536 MEPs yesterday asked the European Commission to finish its report on 'innovative financing' before the June G20 talks, so world leaders can come up with specific proposals on which banks will be taxed and how.
Just 80 MEPs voted against the EU executive's examination of a bank tax – so far dubbed a financial transactions tax (FTT) in the legislature – amid 33 abstentions.
Plans still 'embryonic'
World leaders will meet in Toronto in June this year and are expected to come to an agreement on how a global tax should be structured.
Though the European Parliament's vote shows heightened interest in Brussels for a tax on banks, the EU institutions warn that much work remains to be done at both EU and global level on the shape and timing of such a tax.

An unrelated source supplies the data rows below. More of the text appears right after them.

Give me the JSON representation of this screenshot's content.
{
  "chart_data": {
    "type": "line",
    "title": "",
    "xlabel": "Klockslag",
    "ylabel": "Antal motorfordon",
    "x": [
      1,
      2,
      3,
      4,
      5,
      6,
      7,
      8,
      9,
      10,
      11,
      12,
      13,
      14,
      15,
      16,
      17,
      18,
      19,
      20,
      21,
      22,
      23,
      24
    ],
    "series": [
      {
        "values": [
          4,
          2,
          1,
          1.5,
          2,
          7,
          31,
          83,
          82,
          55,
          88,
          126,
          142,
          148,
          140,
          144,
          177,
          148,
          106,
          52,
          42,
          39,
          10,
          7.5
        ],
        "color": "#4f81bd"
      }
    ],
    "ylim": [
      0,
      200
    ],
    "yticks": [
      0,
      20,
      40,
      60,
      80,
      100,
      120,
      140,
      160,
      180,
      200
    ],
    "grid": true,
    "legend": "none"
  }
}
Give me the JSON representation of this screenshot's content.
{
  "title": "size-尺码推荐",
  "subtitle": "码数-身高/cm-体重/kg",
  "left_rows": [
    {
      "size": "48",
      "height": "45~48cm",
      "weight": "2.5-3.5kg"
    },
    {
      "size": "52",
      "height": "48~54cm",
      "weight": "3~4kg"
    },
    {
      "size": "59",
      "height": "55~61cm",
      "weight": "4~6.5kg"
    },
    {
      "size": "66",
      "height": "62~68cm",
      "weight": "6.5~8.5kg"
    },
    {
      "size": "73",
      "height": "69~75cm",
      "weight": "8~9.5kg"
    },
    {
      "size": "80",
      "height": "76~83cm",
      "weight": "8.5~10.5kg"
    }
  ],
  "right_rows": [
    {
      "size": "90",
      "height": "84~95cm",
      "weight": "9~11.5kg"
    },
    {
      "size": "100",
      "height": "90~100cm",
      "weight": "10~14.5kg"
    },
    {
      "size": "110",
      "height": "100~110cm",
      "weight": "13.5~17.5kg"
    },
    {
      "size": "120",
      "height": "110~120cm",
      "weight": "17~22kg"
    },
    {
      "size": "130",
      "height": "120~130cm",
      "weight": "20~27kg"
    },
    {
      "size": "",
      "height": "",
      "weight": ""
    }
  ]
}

"Plans for an FTT are very much in the embryonic phase," a Parliament source told EurActiv.
The European Commission also said that its paper on innovative financing was currently being written and that it was too early to talk of legislation on a bank tax.

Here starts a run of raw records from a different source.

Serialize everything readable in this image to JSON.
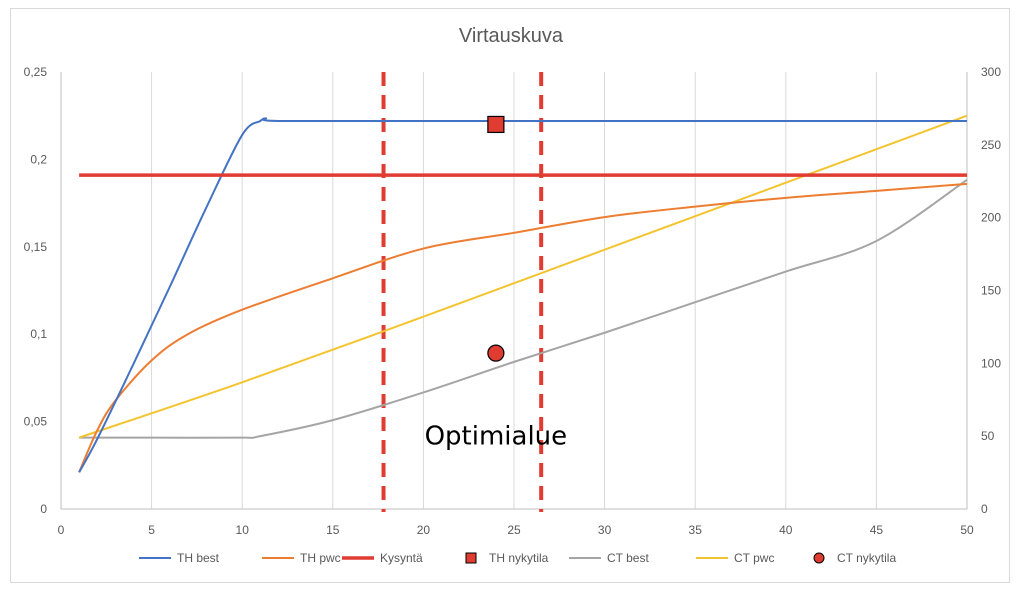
{
  "chart_data": {
    "type": "line",
    "title": "Virtauskuva",
    "x_ticks": [
      "0",
      "5",
      "10",
      "15",
      "20",
      "25",
      "30",
      "35",
      "40",
      "45",
      "50"
    ],
    "y_left_ticks": [
      "0",
      "0,05",
      "0,1",
      "0,15",
      "0,2",
      "0,25"
    ],
    "y_right_ticks": [
      "0",
      "50",
      "100",
      "150",
      "200",
      "250",
      "300"
    ],
    "xlim": [
      0,
      50
    ],
    "ylim_left": [
      0,
      0.25
    ],
    "ylim_right": [
      0,
      300
    ],
    "grid": "vertical",
    "legend_position": "bottom",
    "series": [
      {
        "name": "TH best",
        "axis": "left",
        "style": "line",
        "color": "#4472C4",
        "points": [
          [
            1,
            0.021
          ],
          [
            2,
            0.04
          ],
          [
            4,
            0.083
          ],
          [
            6,
            0.127
          ],
          [
            8,
            0.172
          ],
          [
            10,
            0.214
          ],
          [
            11,
            0.222
          ],
          [
            11.3,
            0.2235
          ],
          [
            12,
            0.222
          ],
          [
            20,
            0.222
          ],
          [
            30,
            0.222
          ],
          [
            40,
            0.222
          ],
          [
            50,
            0.222
          ]
        ]
      },
      {
        "name": "TH pwc",
        "axis": "left",
        "style": "line",
        "color": "#ED7D31",
        "points": [
          [
            1,
            0.021
          ],
          [
            2,
            0.045
          ],
          [
            3,
            0.062
          ],
          [
            5,
            0.085
          ],
          [
            7,
            0.1
          ],
          [
            10,
            0.114
          ],
          [
            15,
            0.132
          ],
          [
            20,
            0.149
          ],
          [
            25,
            0.158
          ],
          [
            30,
            0.167
          ],
          [
            35,
            0.173
          ],
          [
            40,
            0.178
          ],
          [
            45,
            0.182
          ],
          [
            50,
            0.186
          ]
        ]
      },
      {
        "name": "Kysyntä",
        "axis": "left",
        "style": "thick-line",
        "color": "#E03C31",
        "points": [
          [
            1,
            0.191
          ],
          [
            50,
            0.191
          ]
        ]
      },
      {
        "name": "TH nykytila",
        "axis": "left",
        "style": "square-marker",
        "color": "#E03C31",
        "points": [
          [
            24,
            0.22
          ]
        ]
      },
      {
        "name": "CT best",
        "axis": "right",
        "style": "line",
        "color": "#A5A5A5",
        "points": [
          [
            1,
            49
          ],
          [
            5,
            49
          ],
          [
            10,
            49
          ],
          [
            11,
            50
          ],
          [
            15,
            61
          ],
          [
            20,
            80
          ],
          [
            25,
            101
          ],
          [
            30,
            121
          ],
          [
            35,
            142
          ],
          [
            40,
            163
          ],
          [
            45,
            184
          ],
          [
            50,
            226
          ]
        ]
      },
      {
        "name": "CT pwc",
        "axis": "right",
        "style": "line",
        "color": "#F4C430",
        "points": [
          [
            1,
            49
          ],
          [
            10,
            87
          ],
          [
            20,
            132
          ],
          [
            30,
            178
          ],
          [
            40,
            224
          ],
          [
            50,
            270
          ]
        ]
      },
      {
        "name": "CT nykytila",
        "axis": "right",
        "style": "circle-marker",
        "color": "#E03C31",
        "points": [
          [
            24,
            107
          ]
        ]
      }
    ],
    "vlines": [
      {
        "x": 17.8,
        "color": "#E03C31",
        "style": "dashed"
      },
      {
        "x": 26.5,
        "color": "#E03C31",
        "style": "dashed"
      }
    ],
    "annotation": {
      "text": "Optimialue",
      "x": 24,
      "y_left": 0.042
    }
  }
}
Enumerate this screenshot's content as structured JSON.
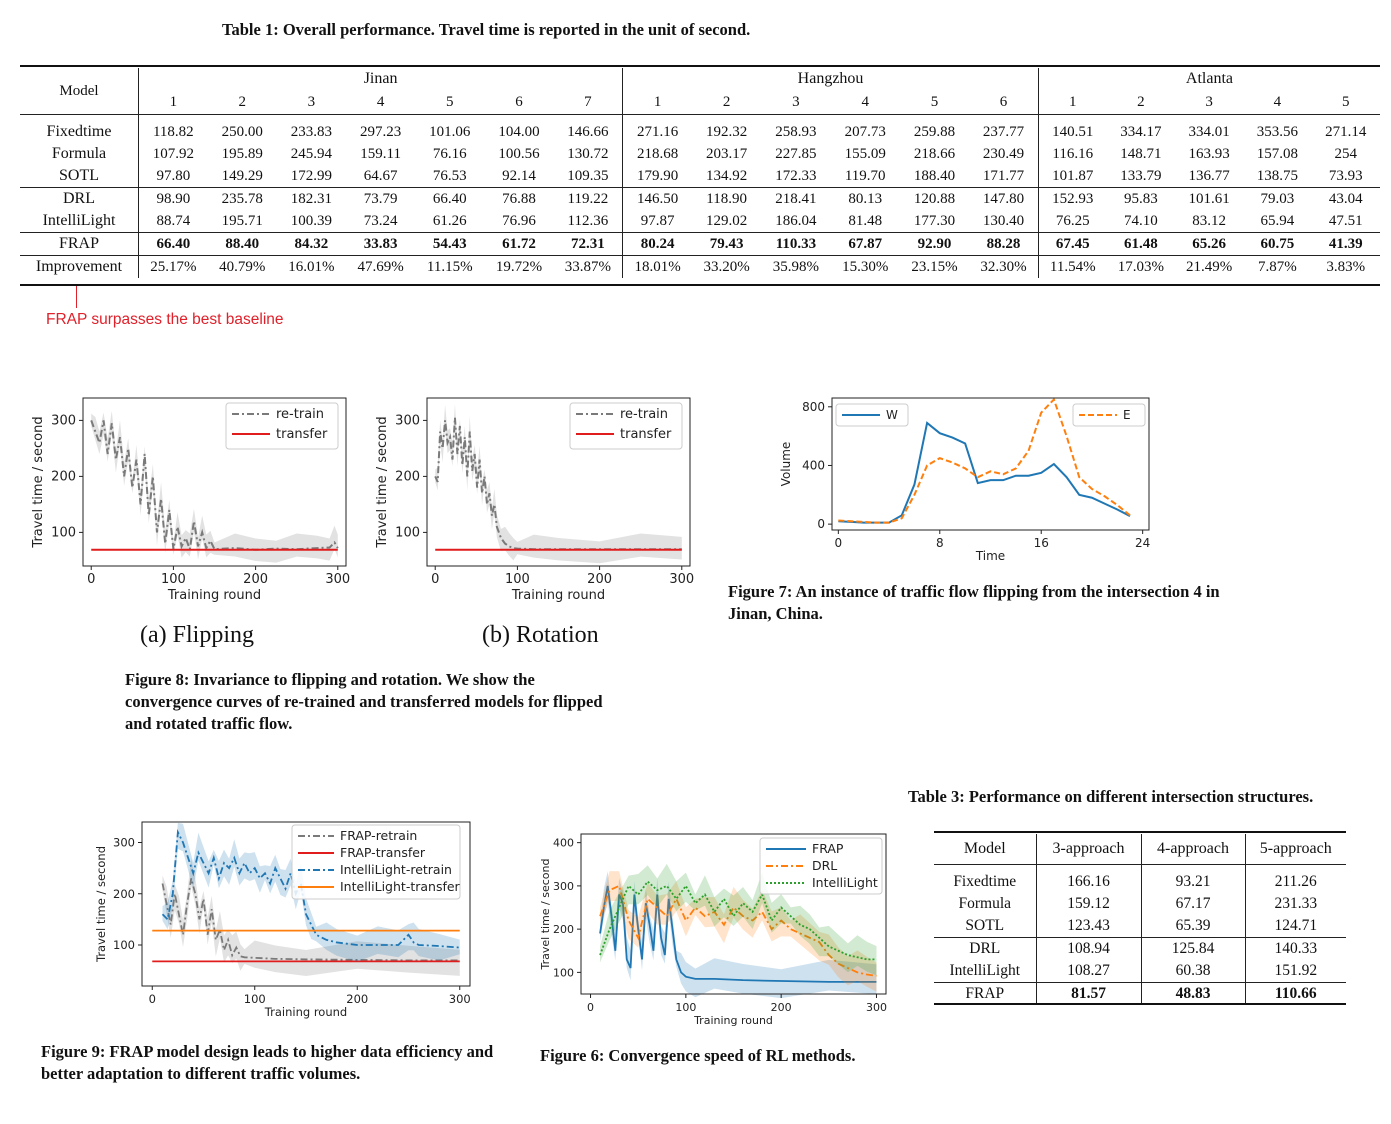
{
  "table1": {
    "caption": "Table 1: Overall performance. Travel time is reported in the unit of second.",
    "model_header": "Model",
    "groups": [
      {
        "name": "Jinan",
        "cols": [
          "1",
          "2",
          "3",
          "4",
          "5",
          "6",
          "7"
        ]
      },
      {
        "name": "Hangzhou",
        "cols": [
          "1",
          "2",
          "3",
          "4",
          "5",
          "6"
        ]
      },
      {
        "name": "Atlanta",
        "cols": [
          "1",
          "2",
          "3",
          "4",
          "5"
        ]
      }
    ],
    "rows": [
      {
        "model": "Fixedtime",
        "values": [
          "118.82",
          "250.00",
          "233.83",
          "297.23",
          "101.06",
          "104.00",
          "146.66",
          "271.16",
          "192.32",
          "258.93",
          "207.73",
          "259.88",
          "237.77",
          "140.51",
          "334.17",
          "334.01",
          "353.56",
          "271.14"
        ]
      },
      {
        "model": "Formula",
        "values": [
          "107.92",
          "195.89",
          "245.94",
          "159.11",
          "76.16",
          "100.56",
          "130.72",
          "218.68",
          "203.17",
          "227.85",
          "155.09",
          "218.66",
          "230.49",
          "116.16",
          "148.71",
          "163.93",
          "157.08",
          "254"
        ]
      },
      {
        "model": "SOTL",
        "values": [
          "97.80",
          "149.29",
          "172.99",
          "64.67",
          "76.53",
          "92.14",
          "109.35",
          "179.90",
          "134.92",
          "172.33",
          "119.70",
          "188.40",
          "171.77",
          "101.87",
          "133.79",
          "136.77",
          "138.75",
          "73.93"
        ]
      },
      {
        "model": "DRL",
        "values": [
          "98.90",
          "235.78",
          "182.31",
          "73.79",
          "66.40",
          "76.88",
          "119.22",
          "146.50",
          "118.90",
          "218.41",
          "80.13",
          "120.88",
          "147.80",
          "152.93",
          "95.83",
          "101.61",
          "79.03",
          "43.04"
        ]
      },
      {
        "model": "IntelliLight",
        "values": [
          "88.74",
          "195.71",
          "100.39",
          "73.24",
          "61.26",
          "76.96",
          "112.36",
          "97.87",
          "129.02",
          "186.04",
          "81.48",
          "177.30",
          "130.40",
          "76.25",
          "74.10",
          "83.12",
          "65.94",
          "47.51"
        ]
      },
      {
        "model": "FRAP",
        "values": [
          "66.40",
          "88.40",
          "84.32",
          "33.83",
          "54.43",
          "61.72",
          "72.31",
          "80.24",
          "79.43",
          "110.33",
          "67.87",
          "92.90",
          "88.28",
          "67.45",
          "61.48",
          "65.26",
          "60.75",
          "41.39"
        ]
      },
      {
        "model": "Improvement",
        "values": [
          "25.17%",
          "40.79%",
          "16.01%",
          "47.69%",
          "11.15%",
          "19.72%",
          "33.87%",
          "18.01%",
          "33.20%",
          "35.98%",
          "15.30%",
          "23.15%",
          "32.30%",
          "11.54%",
          "17.03%",
          "21.49%",
          "7.87%",
          "3.83%"
        ]
      }
    ]
  },
  "annotation": {
    "text": "FRAP surpasses the best baseline",
    "color": "#e0202a"
  },
  "figure8": {
    "caption": "Figure 8: Invariance to flipping and rotation. We show the convergence curves of re-trained and transferred models for flipped and rotated traffic flow.",
    "subcaption_a": "(a) Flipping",
    "subcaption_b": "(b) Rotation"
  },
  "figure7": {
    "caption": "Figure 7: An instance of traffic flow flipping from the intersection 4 in Jinan, China."
  },
  "figure9": {
    "caption": "Figure 9: FRAP model design leads to higher data efficiency and better adaptation to different traffic volumes."
  },
  "figure6": {
    "caption": "Figure 6: Convergence speed of RL methods."
  },
  "table3": {
    "caption": "Table 3: Performance on different intersection structures.",
    "headers": [
      "Model",
      "3-approach",
      "4-approach",
      "5-approach"
    ],
    "rows": [
      {
        "model": "Fixedtime",
        "values": [
          "166.16",
          "93.21",
          "211.26"
        ]
      },
      {
        "model": "Formula",
        "values": [
          "159.12",
          "67.17",
          "231.33"
        ]
      },
      {
        "model": "SOTL",
        "values": [
          "123.43",
          "65.39",
          "124.71"
        ]
      },
      {
        "model": "DRL",
        "values": [
          "108.94",
          "125.84",
          "140.33"
        ]
      },
      {
        "model": "IntelliLight",
        "values": [
          "108.27",
          "60.38",
          "151.92"
        ]
      },
      {
        "model": "FRAP",
        "values": [
          "81.57",
          "48.83",
          "110.66"
        ]
      }
    ]
  },
  "chart_data": [
    {
      "id": "fig8a",
      "type": "line",
      "title": "",
      "xlabel": "Training round",
      "ylabel": "Travel time / second",
      "xlim": [
        -10,
        310
      ],
      "ylim": [
        40,
        340
      ],
      "xticks": [
        "0",
        "100",
        "200",
        "300"
      ],
      "yticks": [
        "100",
        "200",
        "300"
      ],
      "legend": "top-right",
      "series": [
        {
          "name": "re-train",
          "color": "#7a7a7a",
          "style": "dashdot",
          "band": true,
          "x": [
            0,
            5,
            10,
            15,
            20,
            25,
            30,
            35,
            40,
            45,
            50,
            55,
            60,
            65,
            70,
            75,
            80,
            85,
            90,
            95,
            100,
            105,
            110,
            115,
            120,
            125,
            130,
            135,
            140,
            145,
            150,
            175,
            200,
            225,
            250,
            275,
            290,
            296,
            300
          ],
          "y": [
            300,
            280,
            260,
            300,
            240,
            295,
            230,
            270,
            200,
            250,
            180,
            230,
            150,
            240,
            130,
            200,
            100,
            160,
            80,
            140,
            70,
            110,
            75,
            90,
            70,
            120,
            75,
            100,
            72,
            85,
            70,
            72,
            69,
            71,
            70,
            72,
            73,
            82,
            72
          ]
        },
        {
          "name": "transfer",
          "color": "#e01c1c",
          "style": "solid",
          "x": [
            0,
            300
          ],
          "y": [
            69,
            69
          ]
        }
      ]
    },
    {
      "id": "fig8b",
      "type": "line",
      "title": "",
      "xlabel": "Training round",
      "ylabel": "Travel time / second",
      "xlim": [
        -10,
        310
      ],
      "ylim": [
        40,
        340
      ],
      "xticks": [
        "0",
        "100",
        "200",
        "300"
      ],
      "yticks": [
        "100",
        "200",
        "300"
      ],
      "legend": "top-right",
      "series": [
        {
          "name": "re-train",
          "color": "#7a7a7a",
          "style": "dashdot",
          "band": true,
          "x": [
            0,
            3,
            6,
            9,
            12,
            15,
            18,
            21,
            24,
            27,
            30,
            33,
            36,
            39,
            42,
            45,
            48,
            51,
            54,
            57,
            60,
            63,
            66,
            69,
            72,
            75,
            80,
            85,
            90,
            95,
            100,
            120,
            150,
            200,
            250,
            300
          ],
          "y": [
            200,
            190,
            280,
            250,
            300,
            260,
            270,
            230,
            305,
            240,
            290,
            220,
            270,
            200,
            280,
            210,
            240,
            180,
            230,
            170,
            200,
            150,
            170,
            130,
            150,
            110,
            90,
            80,
            75,
            72,
            71,
            70,
            70,
            70,
            70,
            70
          ]
        },
        {
          "name": "transfer",
          "color": "#e01c1c",
          "style": "solid",
          "x": [
            0,
            300
          ],
          "y": [
            69,
            69
          ]
        }
      ]
    },
    {
      "id": "fig7",
      "type": "line",
      "title": "",
      "xlabel": "Time",
      "ylabel": "Volume",
      "xlim": [
        -0.5,
        24.5
      ],
      "ylim": [
        -40,
        860
      ],
      "xticks": [
        "0",
        "8",
        "16",
        "24"
      ],
      "yticks": [
        "0",
        "400",
        "800"
      ],
      "legend": "top-left and top-right",
      "series": [
        {
          "name": "W",
          "color": "#1f77b4",
          "style": "solid",
          "x": [
            0,
            1,
            2,
            3,
            4,
            5,
            6,
            7,
            8,
            9,
            10,
            11,
            12,
            13,
            14,
            15,
            16,
            17,
            18,
            19,
            20,
            21,
            22,
            23
          ],
          "y": [
            20,
            15,
            10,
            10,
            10,
            60,
            270,
            690,
            620,
            590,
            550,
            280,
            300,
            300,
            330,
            330,
            350,
            410,
            320,
            200,
            180,
            140,
            100,
            55
          ]
        },
        {
          "name": "E",
          "color": "#ff7f0e",
          "style": "dashed",
          "x": [
            0,
            1,
            2,
            3,
            4,
            5,
            6,
            7,
            8,
            9,
            10,
            11,
            12,
            13,
            14,
            15,
            16,
            17,
            18,
            19,
            20,
            21,
            22,
            23
          ],
          "y": [
            25,
            20,
            15,
            10,
            10,
            40,
            200,
            400,
            450,
            420,
            380,
            320,
            360,
            340,
            380,
            500,
            760,
            850,
            600,
            320,
            240,
            190,
            130,
            60
          ]
        }
      ]
    },
    {
      "id": "fig9",
      "type": "line",
      "title": "",
      "xlabel": "Training round",
      "ylabel": "Travel time / second",
      "xlim": [
        -10,
        310
      ],
      "ylim": [
        20,
        340
      ],
      "xticks": [
        "0",
        "100",
        "200",
        "300"
      ],
      "yticks": [
        "100",
        "200",
        "300"
      ],
      "legend": "top-right",
      "series": [
        {
          "name": "FRAP-retrain",
          "color": "#7a7a7a",
          "style": "dashdot",
          "band": true,
          "x": [
            10,
            14,
            18,
            22,
            26,
            30,
            34,
            38,
            42,
            46,
            50,
            54,
            58,
            62,
            66,
            70,
            74,
            78,
            82,
            86,
            90,
            100,
            120,
            150,
            200,
            250,
            300
          ],
          "y": [
            220,
            180,
            140,
            200,
            160,
            120,
            180,
            230,
            200,
            150,
            190,
            120,
            170,
            110,
            130,
            90,
            110,
            80,
            95,
            78,
            76,
            75,
            73,
            72,
            71,
            70,
            70
          ]
        },
        {
          "name": "FRAP-transfer",
          "color": "#e01c1c",
          "style": "solid",
          "x": [
            0,
            300
          ],
          "y": [
            68,
            68
          ]
        },
        {
          "name": "IntelliLight-retrain",
          "color": "#1f77b4",
          "style": "dashdot",
          "band": true,
          "x": [
            10,
            15,
            20,
            25,
            30,
            35,
            40,
            45,
            50,
            55,
            60,
            65,
            70,
            75,
            80,
            85,
            90,
            95,
            100,
            105,
            110,
            115,
            120,
            125,
            130,
            135,
            140,
            145,
            150,
            155,
            160,
            170,
            180,
            200,
            220,
            240,
            250,
            255,
            260,
            280,
            300
          ],
          "y": [
            160,
            150,
            200,
            320,
            300,
            270,
            240,
            280,
            260,
            240,
            270,
            230,
            260,
            250,
            270,
            240,
            260,
            240,
            250,
            230,
            240,
            220,
            250,
            230,
            210,
            240,
            200,
            220,
            160,
            140,
            120,
            110,
            105,
            100,
            100,
            100,
            120,
            105,
            100,
            98,
            95
          ]
        },
        {
          "name": "IntelliLight-transfer",
          "color": "#ff7f0e",
          "style": "solid",
          "x": [
            0,
            300
          ],
          "y": [
            128,
            128
          ]
        }
      ]
    },
    {
      "id": "fig6",
      "type": "line",
      "title": "",
      "xlabel": "Training round",
      "ylabel": "Travel time / second",
      "xlim": [
        -10,
        310
      ],
      "ylim": [
        50,
        420
      ],
      "xticks": [
        "0",
        "100",
        "200",
        "300"
      ],
      "yticks": [
        "100",
        "200",
        "300",
        "400"
      ],
      "legend": "top-right",
      "series": [
        {
          "name": "FRAP",
          "color": "#1f77b4",
          "style": "solid",
          "band": true,
          "x": [
            10,
            14,
            18,
            22,
            26,
            30,
            34,
            38,
            42,
            46,
            50,
            54,
            58,
            62,
            66,
            70,
            74,
            78,
            82,
            86,
            90,
            95,
            100,
            110,
            130,
            160,
            200,
            250,
            300
          ],
          "y": [
            190,
            250,
            300,
            230,
            150,
            280,
            260,
            130,
            110,
            280,
            200,
            130,
            260,
            210,
            150,
            280,
            180,
            140,
            270,
            200,
            130,
            100,
            90,
            85,
            85,
            82,
            80,
            78,
            78
          ]
        },
        {
          "name": "DRL",
          "color": "#ff7f0e",
          "style": "dashdot",
          "band": true,
          "x": [
            10,
            20,
            30,
            40,
            50,
            60,
            70,
            80,
            90,
            100,
            110,
            120,
            130,
            140,
            150,
            160,
            170,
            180,
            190,
            200,
            210,
            220,
            230,
            240,
            250,
            260,
            270,
            280,
            290,
            300
          ],
          "y": [
            230,
            290,
            300,
            220,
            180,
            270,
            250,
            230,
            270,
            220,
            250,
            230,
            240,
            210,
            250,
            230,
            220,
            240,
            200,
            220,
            200,
            190,
            180,
            170,
            140,
            120,
            110,
            100,
            95,
            92
          ]
        },
        {
          "name": "IntelliLight",
          "color": "#2ca02c",
          "style": "dotted",
          "band": true,
          "x": [
            10,
            20,
            30,
            40,
            50,
            60,
            70,
            80,
            90,
            100,
            110,
            120,
            130,
            140,
            150,
            160,
            170,
            180,
            190,
            200,
            210,
            220,
            230,
            240,
            250,
            260,
            270,
            280,
            290,
            300
          ],
          "y": [
            140,
            200,
            250,
            300,
            280,
            310,
            290,
            300,
            270,
            300,
            260,
            280,
            240,
            270,
            230,
            260,
            240,
            280,
            220,
            250,
            230,
            210,
            200,
            180,
            160,
            150,
            140,
            135,
            130,
            130
          ]
        }
      ]
    }
  ]
}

The Commission paper, like a parallel paper being drafted by the International Monetary Fund, is not only examining an FTT but also a levy on assets, as is the case with US President Barack Obama's proposal.

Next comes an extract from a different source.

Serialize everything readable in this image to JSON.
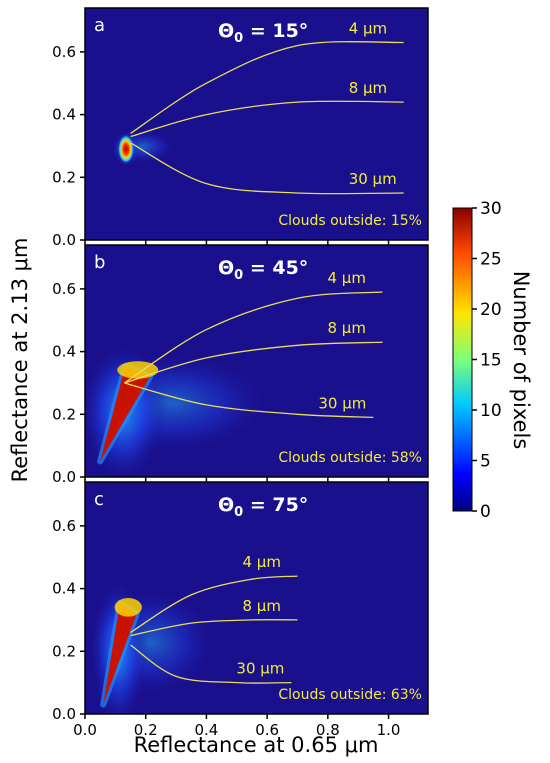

Commission to examine Swedish fund
On Monday EU Taxation Commissioner Algirdas Šemeta was grilled by MEPs on EU plans for a bank tax.
Though Šemeta appeared to back a tax on banks, he warned that any policy would have to include a "distributive mechanism" to ensure that revenues did not end up in the bloc's leading financial centres.
The EU executive told EurActiv it was examining a Swedish scheme which was introduced as early as October 2008.
The Swedish Stability Fund has been collecting a 0.036% fee from banks and credit institutions, which, if all goes according to plan, should accrue 2.5% of GDP in 15 years.
Academics praise the Swedish fund for targeting a broad range of liabilities but criticise the idea of a flat-rate because it does not send out the right signal that banks should take fewer risks.
"The Swedish levy is a good idea becaues it makes the financial sector pay for its own rescue but ideally it should penalise riskier liabilities more than less risky liabilities," argues Sony Kapoor from the Re-Define think-tank.
American economist Jeffrey Sachs has also launched a campaign for a broad-based tax on banks, and yesterday encouraged the EU to go it alone if the US moves too slowly (EurActiv 10/03/10).
This may prove unlikely as Brussels-based diplomats argue that the UK will not move without the US on board.
The US and the UK are both waiting for the conclusions of the IMF report, which is due out in mid-April.